C'est en Belgique, à Montaigu (arrondissement
de Louvain), que l'histoire commence il y a très
longtemps. Une statuette accrochée à un chêne
attire l'attention par les prodiges qu'elle suscite. De
nombreux morceaux de ce chêne sont détachés
et taillés en statuettes. L'une d'elles se retrouve à
Gray en 1613. Dès 1620, elle se manifeste par un
premier «miracle», suivi par beaucoup d'autres,
qui ne manquent pas de marquer les esprits et
d'attirer les foules. Des villes se placent sous sa
protection : Gray bien sûr, mais aussi Dole, Salins,
Arbois. Les XVII<sup>e</sup> et XVIII<sup>e</sup> siècles sont marqués par de très nombreuses
processions vers la chapelle des RR. PP. capucins, détenteurs et
gardiens de cette précieuse statue.
La période révolutionnaire voit la destruction de cette chapelle.
La statue, après quelques péripéties, trouve sa place définitive dans
l'église paroissiale, où une chapelle lui est dédiée. Durant l'épidémie
de choléra de 1849, les Graylois, mais aussi l'archevêque,
Mgr Mathieu, se tournent vers Notre-Dame de Gray pour lui
demander sa protection pour la ville et pour le diocèse.

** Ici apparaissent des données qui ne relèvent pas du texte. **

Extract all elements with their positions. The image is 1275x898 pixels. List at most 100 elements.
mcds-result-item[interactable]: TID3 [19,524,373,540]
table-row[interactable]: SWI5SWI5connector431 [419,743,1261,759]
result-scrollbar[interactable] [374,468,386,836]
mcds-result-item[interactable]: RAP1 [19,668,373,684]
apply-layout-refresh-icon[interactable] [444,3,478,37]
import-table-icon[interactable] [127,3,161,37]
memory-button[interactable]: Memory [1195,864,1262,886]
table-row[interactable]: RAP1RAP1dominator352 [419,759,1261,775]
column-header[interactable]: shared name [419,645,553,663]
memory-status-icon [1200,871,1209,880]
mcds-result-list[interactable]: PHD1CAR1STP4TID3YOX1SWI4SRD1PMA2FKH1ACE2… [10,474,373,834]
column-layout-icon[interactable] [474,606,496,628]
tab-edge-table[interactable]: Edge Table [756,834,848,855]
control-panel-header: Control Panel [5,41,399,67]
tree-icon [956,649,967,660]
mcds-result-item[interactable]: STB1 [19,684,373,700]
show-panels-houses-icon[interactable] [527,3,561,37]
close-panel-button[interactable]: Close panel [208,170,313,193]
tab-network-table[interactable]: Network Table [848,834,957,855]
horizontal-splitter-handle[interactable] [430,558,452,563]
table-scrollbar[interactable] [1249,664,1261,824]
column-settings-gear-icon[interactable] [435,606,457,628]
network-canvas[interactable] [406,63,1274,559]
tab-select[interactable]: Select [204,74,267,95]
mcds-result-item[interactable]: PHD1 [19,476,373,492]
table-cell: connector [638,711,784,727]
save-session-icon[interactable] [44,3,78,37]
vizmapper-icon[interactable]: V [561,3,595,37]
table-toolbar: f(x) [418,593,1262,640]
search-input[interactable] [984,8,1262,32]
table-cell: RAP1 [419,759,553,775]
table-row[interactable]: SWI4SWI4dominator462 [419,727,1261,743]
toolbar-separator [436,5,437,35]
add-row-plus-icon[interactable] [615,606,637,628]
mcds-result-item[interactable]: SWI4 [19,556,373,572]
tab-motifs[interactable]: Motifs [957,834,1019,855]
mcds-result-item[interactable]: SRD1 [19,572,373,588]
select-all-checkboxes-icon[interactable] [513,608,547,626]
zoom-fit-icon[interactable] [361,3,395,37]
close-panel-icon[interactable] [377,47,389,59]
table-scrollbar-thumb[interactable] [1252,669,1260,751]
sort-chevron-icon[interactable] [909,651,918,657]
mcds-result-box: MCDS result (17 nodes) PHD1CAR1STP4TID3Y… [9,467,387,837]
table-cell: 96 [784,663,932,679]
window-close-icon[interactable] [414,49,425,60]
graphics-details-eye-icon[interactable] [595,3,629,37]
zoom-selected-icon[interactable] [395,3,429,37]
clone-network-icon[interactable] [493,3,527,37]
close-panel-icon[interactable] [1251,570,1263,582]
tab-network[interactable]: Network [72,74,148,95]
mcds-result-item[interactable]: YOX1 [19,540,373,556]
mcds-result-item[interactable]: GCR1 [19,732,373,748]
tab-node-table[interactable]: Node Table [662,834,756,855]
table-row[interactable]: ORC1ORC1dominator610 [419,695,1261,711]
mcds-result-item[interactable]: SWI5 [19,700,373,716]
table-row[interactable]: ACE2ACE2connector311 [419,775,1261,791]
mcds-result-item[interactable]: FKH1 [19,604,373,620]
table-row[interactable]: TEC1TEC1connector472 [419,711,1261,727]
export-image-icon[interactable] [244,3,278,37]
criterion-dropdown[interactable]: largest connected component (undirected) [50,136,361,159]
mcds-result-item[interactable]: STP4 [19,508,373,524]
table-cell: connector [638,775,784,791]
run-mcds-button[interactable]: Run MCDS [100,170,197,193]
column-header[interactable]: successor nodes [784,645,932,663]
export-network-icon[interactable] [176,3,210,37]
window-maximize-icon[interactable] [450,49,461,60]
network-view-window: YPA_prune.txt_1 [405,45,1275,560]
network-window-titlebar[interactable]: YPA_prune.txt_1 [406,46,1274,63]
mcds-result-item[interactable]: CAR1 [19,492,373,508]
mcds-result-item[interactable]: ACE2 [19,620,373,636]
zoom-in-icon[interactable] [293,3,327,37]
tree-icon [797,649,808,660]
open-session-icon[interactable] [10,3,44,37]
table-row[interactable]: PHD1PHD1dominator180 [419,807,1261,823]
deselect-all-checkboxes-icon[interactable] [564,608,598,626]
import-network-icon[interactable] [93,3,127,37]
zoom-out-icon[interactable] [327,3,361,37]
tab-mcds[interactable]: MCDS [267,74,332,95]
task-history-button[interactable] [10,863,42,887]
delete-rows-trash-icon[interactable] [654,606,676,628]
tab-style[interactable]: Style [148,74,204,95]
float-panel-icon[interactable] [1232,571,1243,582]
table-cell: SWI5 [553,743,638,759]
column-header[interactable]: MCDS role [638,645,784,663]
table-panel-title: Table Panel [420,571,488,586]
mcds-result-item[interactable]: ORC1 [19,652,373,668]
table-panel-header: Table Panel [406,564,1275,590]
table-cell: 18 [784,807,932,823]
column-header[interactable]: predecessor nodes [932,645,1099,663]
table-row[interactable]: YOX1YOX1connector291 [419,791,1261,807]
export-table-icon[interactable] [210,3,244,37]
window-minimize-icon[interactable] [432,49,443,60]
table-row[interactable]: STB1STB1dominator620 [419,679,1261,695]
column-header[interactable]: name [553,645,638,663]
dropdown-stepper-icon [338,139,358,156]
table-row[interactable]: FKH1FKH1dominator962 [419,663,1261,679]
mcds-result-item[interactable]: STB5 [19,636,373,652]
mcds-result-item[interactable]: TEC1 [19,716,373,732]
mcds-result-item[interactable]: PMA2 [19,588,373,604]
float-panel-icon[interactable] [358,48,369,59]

En remerciement,
une «Vierge du choléra» est offerte.
En 1909, l'Église reconnaît les grâces obtenues par l'intercession
de la Vierge et la permanence du culte depuis 1613, autorisant son
couronnement et celui de l'Enfant-Jésus qu'elle porte sur son bras
gauche. Cette décision donne lieu à de grandes fêtes qui se déroulent
du 13 au 16 mai 1909. Un voeu de 1914 se concrétise avec la
construction d'un monument dans le quartier des Capucins.
Sauvée de la destruction dans l'incendie provoqué par les bombardements
des forces allemandes, le 15 mai 1940, la statuette
retrouve sa place dans une église, qui devient basilique en 1950. En
1959, les fêtes du cinquantenaire du couronnement donnent lieu à
de nouvelles manifestations de piété et de ferveur.
Les fêtes du centenaire organisées en 2009 s'inscrivent dans cette
tradition.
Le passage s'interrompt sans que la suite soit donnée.